L’institution scolaire comme toute institution est un lieu de conflit et le conflit participe de la construction de l’individu, de la construction de la relation, mais si ces conflits sont niés, tus non parlés, ils peuvent basculer dans la violence. Les causes de ses conduites sont multiples :
la massification rapide de l’école, parfois mal adaptée aux publics qu’elle reçoit ;
la formation des enseignants, trop centrée sur la didactique des savoirs ;
l’exclusion sociale, produisant de la violence dans et hors de l’école ;
l’échec scolaire des élèves ;
la dérégulation des relations pédagogiques et le désarroi des enseignants face à leur devenir ;
la distance culturelle et sociale qui sépare enseignants et élèves dans certains établissements.
Quelle approche proposent les Ceméa pour contribuer à prevenir, et arrêter ces manifestations de violence ? Les solutions ne peuvent être déterminées que s’il y a interaction entre l’école et son environnement, que si l’on trouve des passerelles tant au niveau des acteurs que des structures.

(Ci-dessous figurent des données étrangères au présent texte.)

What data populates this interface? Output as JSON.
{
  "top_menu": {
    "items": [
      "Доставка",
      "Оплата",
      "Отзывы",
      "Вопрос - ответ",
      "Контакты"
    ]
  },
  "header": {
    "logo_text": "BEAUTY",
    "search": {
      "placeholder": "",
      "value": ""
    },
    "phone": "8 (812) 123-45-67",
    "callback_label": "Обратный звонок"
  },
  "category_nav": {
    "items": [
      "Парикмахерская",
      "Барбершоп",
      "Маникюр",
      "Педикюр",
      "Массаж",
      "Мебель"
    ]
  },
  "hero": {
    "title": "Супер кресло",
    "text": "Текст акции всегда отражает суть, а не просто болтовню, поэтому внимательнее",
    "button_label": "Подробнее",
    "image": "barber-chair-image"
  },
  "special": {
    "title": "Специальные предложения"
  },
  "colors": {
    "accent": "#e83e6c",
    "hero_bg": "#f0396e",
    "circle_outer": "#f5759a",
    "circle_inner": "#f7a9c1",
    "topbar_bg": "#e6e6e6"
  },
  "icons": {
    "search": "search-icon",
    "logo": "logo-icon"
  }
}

Si l’école doit se protéger, elle ne doit pas pour autant se fermer ou s’isoler. Elle doit s’ouvrir sur les élèves et sur les familles tels qu’ils sont. Une véritable coopération entre personnels des établissements scolaires, les services sociaux, les services de justice, de police sont tout autant nécessaires.
Plusieurs actions sont à mettre en œuvre :
agir sur le cadre de l’établissement, les conditions d’acceuil, de sécurité
modifier les pratiques pédagogiques et permettre à tous les élèves, - enfants et jeunes - , d’exercer réellement leur citoyenneté dans tous les moments de la journée.
Ouvrir des espaces de paroles, tant pour les élèves que pour les adultes afin que soient parlées les difficultés, les peurs, les conflits.
Repréciser pour tous le sens de l’école.
Enseigner est aujourd’hui un métier profondément transformé ; il est sans doute différent en milieu urbain et en milieu rural, dans une zone protégée et dans une zone sensible. Cela doit conduire à des modifications dans la formation initiale et continue des enseignants et des autres personnels de l’Éducation Nationale.
Les Ceméa, mouvement d’Éducation Nouvelle, association complémentaire de l’enseignement public, mènent depuis plusieurs années des travaux sur ce sujet, dont un récent colloque national sur l’ecole dans la cité fin 1996.
Ce dossier réalisé par un groupe de praticiens de l’école, de collège, de lycée, tous membres des Ceméa, comprend des apports de chercheurs, d’universitaires des analyses et des propositions à l’adresse de tous les professionnels de l’éducation.
Jean-Pierre Picard, responsable du Département Politiques Éducatives des Ceméa.